Dalla teoria alla pratica

“Si tratta di fare un calcolo di costi e ricavi”, afferma Richard Binzel, astronomo del MIT e co-investigatore di OSIRIS-REx. Alcune destinazioni come la Luna e Marte sono sempre state in prima linea nelle menti degli scienziati planetari, soprattutto perché volevamo capire la storia della presenza dell’acqua su entrambi i corpi spaziali. Ma in altri casi, è difficile giustificare una missione impegnativa con la raccolta di campioni. 

Secondo Binzel, i risultati che si possono ottenere dallo studio dei campioni sono relativi alle domande sulle origini del sistema solare e sulle componenti chimiche che hanno portato alla vita sulla Terra. “Quanto tempo indietro possiamo andare e ricostruire fin dall’inizio cosa è successo sul nostro pianeta?” si chiede Binzel. “Stiamo parlando di sostanze volatili che significano ghiaccio d’acqua, o azoto, anidride carbonica, ammoniaca, idrogeno, metano, anidride solforosa: gli ingredienti per la vita. Se non siamo in grado di raccogliere sostanze volatili, nessuna missione di ritorno di campioni sarà giustificabile”.

Una volta selezionato il target, gli ingegneri subentrano per capire come raccogliere al meglio il campione e riportarlo indietro. A quel punto, gli scienziati devono sperare che il materiale di ritorno sia adatto per lo studio. I guadagni possono essere enormi. Tra il 1969 e il 1972, gli astronauti dell’Apollo riportarono 380 kg di rocce lunari. Oltre 50 anni dopo, gli scienziati le stanno ancora studiando e pubblicando articoli con nuove ipotesi. “Stiamo rianalizzando, rimisurando e utilizzando tecniche di nuova concezione per esaminare i campioni e porre nuove domande”, afferma Bosak.

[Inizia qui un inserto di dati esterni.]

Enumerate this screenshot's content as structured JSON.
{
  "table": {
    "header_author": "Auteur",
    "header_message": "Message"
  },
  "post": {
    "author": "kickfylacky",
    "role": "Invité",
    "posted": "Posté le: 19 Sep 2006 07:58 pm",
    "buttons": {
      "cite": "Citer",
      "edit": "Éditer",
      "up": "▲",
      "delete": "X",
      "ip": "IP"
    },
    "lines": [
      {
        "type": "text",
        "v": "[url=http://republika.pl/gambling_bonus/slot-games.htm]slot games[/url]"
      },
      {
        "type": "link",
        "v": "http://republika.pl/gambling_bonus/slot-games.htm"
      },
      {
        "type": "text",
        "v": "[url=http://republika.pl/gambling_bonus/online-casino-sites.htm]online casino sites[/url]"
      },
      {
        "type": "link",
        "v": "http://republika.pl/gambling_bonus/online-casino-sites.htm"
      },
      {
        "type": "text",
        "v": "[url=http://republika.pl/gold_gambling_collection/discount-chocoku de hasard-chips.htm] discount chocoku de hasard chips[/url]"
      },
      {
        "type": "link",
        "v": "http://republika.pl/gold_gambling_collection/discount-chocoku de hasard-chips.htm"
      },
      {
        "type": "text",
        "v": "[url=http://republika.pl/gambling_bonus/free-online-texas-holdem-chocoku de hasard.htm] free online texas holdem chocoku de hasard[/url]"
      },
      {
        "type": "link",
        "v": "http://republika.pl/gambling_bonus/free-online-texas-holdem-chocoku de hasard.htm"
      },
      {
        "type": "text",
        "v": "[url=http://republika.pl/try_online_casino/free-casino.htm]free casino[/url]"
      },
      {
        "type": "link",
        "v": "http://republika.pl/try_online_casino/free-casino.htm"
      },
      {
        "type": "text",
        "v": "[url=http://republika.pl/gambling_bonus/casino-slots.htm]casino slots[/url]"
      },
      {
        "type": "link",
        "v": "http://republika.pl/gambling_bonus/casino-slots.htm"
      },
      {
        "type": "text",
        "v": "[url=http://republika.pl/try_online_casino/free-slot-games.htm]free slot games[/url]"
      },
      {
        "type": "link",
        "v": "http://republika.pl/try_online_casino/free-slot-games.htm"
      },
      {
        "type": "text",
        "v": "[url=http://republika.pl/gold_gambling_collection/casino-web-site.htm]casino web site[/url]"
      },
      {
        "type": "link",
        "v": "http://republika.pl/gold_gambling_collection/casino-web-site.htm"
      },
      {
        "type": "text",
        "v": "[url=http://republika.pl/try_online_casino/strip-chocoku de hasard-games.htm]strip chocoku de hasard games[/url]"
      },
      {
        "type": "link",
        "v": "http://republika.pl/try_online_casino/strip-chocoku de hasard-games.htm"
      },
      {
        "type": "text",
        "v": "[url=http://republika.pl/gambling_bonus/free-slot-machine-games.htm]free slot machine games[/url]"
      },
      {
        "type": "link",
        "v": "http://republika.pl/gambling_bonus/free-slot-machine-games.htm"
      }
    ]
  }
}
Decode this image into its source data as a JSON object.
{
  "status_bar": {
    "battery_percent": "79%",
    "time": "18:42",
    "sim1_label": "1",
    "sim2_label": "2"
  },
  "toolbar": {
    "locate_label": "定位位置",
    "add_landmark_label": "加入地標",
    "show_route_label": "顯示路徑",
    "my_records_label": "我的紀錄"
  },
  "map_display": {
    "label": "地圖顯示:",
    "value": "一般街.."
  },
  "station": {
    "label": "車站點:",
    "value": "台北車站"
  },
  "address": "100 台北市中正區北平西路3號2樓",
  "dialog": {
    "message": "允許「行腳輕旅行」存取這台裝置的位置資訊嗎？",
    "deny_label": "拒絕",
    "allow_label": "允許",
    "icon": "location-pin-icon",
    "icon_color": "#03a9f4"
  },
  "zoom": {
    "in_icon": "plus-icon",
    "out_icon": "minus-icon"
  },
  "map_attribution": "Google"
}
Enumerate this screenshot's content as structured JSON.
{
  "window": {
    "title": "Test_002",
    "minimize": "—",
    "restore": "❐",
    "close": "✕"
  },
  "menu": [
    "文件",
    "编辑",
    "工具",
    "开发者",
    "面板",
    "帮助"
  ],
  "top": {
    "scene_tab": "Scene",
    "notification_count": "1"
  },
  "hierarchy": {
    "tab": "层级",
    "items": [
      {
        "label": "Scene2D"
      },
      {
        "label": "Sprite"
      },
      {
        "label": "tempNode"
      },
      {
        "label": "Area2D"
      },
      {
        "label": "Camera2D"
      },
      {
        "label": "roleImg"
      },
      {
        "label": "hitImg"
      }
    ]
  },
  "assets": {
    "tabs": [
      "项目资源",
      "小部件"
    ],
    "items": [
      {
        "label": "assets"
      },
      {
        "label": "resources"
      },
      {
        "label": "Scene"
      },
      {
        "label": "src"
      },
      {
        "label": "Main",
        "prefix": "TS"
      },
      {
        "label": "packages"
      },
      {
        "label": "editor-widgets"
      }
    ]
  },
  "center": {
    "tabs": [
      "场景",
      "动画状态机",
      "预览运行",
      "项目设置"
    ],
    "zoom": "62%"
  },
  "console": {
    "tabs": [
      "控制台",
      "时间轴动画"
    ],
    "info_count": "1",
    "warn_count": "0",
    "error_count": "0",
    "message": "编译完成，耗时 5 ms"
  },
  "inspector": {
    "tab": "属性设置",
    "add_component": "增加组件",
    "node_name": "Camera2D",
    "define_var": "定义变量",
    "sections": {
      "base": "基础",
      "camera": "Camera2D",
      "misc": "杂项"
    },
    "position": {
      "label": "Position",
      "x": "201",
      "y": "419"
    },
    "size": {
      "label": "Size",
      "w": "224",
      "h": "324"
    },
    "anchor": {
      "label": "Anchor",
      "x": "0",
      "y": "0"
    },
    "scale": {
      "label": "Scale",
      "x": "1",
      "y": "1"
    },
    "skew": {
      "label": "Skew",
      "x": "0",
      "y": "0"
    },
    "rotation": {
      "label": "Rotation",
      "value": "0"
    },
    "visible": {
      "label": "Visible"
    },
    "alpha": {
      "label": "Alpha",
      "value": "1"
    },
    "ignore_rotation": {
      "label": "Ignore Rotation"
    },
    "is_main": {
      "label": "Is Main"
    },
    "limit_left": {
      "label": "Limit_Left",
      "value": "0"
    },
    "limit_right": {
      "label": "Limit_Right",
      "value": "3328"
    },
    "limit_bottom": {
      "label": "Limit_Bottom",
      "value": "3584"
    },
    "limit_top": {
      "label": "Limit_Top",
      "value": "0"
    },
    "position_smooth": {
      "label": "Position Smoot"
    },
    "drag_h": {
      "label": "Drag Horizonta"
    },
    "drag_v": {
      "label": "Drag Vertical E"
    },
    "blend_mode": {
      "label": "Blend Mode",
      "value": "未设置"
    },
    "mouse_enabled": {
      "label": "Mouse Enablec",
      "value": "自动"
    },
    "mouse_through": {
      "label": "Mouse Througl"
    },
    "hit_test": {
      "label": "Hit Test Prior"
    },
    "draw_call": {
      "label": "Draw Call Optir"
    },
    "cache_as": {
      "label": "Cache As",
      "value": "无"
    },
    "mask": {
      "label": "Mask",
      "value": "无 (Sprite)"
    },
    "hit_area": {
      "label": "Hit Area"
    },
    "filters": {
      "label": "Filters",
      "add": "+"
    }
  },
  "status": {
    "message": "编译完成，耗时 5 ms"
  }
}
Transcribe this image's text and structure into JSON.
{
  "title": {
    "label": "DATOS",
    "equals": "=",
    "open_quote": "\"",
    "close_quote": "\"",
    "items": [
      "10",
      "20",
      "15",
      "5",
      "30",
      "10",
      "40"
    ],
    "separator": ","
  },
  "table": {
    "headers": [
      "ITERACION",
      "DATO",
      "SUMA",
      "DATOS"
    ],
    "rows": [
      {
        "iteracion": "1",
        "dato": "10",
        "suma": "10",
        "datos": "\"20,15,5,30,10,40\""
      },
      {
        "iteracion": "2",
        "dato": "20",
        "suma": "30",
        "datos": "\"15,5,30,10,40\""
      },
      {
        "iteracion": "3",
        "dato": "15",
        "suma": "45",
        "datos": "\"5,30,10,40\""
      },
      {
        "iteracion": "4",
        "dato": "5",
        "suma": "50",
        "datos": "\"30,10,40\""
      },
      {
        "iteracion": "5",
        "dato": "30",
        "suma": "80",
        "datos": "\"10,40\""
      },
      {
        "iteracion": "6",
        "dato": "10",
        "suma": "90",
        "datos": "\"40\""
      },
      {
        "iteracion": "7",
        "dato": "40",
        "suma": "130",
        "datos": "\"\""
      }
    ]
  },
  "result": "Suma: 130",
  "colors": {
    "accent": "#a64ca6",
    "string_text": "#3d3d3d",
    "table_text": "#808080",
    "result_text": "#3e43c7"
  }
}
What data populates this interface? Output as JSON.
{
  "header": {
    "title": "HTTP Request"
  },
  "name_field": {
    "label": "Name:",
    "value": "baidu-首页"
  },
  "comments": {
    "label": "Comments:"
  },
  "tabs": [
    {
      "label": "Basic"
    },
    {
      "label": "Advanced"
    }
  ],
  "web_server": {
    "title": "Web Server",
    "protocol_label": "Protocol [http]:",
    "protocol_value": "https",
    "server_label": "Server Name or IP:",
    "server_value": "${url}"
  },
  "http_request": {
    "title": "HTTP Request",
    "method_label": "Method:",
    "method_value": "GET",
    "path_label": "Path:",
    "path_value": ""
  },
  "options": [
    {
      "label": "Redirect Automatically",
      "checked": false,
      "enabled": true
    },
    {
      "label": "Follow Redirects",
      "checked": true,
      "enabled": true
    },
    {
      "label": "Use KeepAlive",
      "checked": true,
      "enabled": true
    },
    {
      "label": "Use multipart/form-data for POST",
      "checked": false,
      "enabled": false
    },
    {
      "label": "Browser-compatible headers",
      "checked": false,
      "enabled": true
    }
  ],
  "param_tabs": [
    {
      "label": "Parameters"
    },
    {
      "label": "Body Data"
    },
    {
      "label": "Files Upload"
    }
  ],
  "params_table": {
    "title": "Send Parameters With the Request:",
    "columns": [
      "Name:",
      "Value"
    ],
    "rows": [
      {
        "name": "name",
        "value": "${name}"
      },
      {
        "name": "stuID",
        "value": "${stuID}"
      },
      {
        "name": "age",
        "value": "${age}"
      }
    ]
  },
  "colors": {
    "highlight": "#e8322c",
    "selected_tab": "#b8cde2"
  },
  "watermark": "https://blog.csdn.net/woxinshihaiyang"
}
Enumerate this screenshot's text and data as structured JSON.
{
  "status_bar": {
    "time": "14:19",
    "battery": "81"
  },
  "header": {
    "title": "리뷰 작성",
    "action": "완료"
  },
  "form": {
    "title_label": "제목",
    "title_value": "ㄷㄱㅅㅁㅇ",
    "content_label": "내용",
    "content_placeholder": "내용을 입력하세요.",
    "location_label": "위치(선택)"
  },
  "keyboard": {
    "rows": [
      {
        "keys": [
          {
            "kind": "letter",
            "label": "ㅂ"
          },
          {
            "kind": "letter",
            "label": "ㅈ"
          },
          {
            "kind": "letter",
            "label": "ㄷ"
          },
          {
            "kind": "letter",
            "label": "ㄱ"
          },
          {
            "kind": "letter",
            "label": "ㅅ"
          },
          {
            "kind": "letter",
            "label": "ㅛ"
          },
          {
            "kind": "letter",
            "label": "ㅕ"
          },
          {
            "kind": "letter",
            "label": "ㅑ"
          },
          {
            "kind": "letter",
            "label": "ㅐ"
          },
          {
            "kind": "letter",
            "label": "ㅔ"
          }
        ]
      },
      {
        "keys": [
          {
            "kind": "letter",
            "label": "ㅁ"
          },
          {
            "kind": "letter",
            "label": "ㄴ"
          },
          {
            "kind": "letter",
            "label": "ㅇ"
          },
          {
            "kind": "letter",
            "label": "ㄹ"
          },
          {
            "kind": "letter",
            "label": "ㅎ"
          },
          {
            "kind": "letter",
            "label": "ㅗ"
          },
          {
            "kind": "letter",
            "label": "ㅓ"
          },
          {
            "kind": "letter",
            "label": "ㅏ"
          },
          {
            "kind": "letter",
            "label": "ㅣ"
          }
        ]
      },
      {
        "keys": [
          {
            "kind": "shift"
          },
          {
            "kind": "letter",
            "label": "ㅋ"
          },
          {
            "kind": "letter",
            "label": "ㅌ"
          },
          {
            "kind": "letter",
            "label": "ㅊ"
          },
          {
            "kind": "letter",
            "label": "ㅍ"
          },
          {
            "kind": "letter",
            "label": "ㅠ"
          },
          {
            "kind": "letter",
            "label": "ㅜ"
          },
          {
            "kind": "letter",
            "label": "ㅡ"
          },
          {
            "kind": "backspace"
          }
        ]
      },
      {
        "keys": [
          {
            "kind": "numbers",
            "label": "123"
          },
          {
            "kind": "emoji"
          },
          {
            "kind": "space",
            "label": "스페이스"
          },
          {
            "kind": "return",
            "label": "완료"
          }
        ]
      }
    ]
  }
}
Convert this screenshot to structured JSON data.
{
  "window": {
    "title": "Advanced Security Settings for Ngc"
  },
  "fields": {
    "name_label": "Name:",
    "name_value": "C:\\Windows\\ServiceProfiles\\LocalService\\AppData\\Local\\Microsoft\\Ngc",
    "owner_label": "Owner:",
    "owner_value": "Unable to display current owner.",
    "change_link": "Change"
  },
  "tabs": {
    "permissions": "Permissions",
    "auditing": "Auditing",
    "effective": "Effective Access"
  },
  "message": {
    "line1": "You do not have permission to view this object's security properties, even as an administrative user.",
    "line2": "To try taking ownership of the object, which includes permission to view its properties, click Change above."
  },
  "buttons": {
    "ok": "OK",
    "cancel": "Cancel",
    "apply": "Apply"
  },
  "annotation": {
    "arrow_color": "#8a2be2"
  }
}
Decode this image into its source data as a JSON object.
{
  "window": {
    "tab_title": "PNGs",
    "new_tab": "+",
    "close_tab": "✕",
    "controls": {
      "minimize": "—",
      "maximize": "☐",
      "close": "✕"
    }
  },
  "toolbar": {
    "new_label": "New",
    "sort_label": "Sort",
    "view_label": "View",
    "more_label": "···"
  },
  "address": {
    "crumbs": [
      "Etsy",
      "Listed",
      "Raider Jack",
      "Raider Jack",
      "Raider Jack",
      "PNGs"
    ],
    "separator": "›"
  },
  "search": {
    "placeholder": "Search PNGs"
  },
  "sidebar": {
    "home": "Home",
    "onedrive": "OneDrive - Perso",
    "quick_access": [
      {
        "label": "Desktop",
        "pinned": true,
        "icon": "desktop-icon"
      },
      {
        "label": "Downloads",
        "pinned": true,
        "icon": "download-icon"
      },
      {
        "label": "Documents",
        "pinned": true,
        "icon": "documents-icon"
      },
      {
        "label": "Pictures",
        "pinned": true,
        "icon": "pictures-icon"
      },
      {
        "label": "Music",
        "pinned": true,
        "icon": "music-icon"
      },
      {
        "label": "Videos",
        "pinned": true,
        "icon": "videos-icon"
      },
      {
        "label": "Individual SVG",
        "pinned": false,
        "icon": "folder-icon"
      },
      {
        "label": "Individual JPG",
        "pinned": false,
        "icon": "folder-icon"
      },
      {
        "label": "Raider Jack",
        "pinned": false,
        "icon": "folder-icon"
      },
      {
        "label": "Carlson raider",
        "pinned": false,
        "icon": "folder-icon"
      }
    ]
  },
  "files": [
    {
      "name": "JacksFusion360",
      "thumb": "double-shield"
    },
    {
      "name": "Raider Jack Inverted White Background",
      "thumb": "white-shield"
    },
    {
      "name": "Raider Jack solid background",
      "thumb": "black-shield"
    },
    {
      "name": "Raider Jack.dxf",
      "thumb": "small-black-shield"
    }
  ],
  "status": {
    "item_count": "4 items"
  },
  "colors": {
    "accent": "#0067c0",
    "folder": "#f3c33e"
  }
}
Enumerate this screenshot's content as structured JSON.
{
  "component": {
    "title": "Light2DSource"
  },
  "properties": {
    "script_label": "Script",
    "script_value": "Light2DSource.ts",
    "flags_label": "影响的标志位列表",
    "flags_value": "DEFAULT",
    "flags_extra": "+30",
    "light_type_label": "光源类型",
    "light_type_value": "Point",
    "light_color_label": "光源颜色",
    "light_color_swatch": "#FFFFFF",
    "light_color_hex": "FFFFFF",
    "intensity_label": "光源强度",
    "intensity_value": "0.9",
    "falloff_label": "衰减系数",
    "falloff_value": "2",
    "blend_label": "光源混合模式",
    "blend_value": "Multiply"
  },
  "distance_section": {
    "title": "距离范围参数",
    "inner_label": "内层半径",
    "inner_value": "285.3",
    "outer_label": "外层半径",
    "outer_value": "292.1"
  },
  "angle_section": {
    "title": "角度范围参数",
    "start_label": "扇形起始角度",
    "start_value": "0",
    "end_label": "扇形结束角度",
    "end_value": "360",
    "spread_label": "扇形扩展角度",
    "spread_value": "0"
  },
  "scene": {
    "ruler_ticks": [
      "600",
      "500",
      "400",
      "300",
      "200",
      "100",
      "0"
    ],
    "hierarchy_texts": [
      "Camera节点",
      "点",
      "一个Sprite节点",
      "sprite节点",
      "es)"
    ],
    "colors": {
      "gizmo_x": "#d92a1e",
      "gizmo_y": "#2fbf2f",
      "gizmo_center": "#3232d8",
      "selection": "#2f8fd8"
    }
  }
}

Il fatto che questi campioni possano essere tramandati di generazione in generazione, permettendo ai futuri scienziati di utilizzare nuove tecnologie per restringere le loro indagini e perseguire domande a cui nessuno aveva ancora pensato, significa che si tratta di un obiettivo che vale la pena perseguire. Quando Perseverance discenderà su Marte e visiterà il cratere Jezero questo mese, raccoglierà materiale che gli scienziati sulla Terra studieranno per decenni, forse centinaia di anni.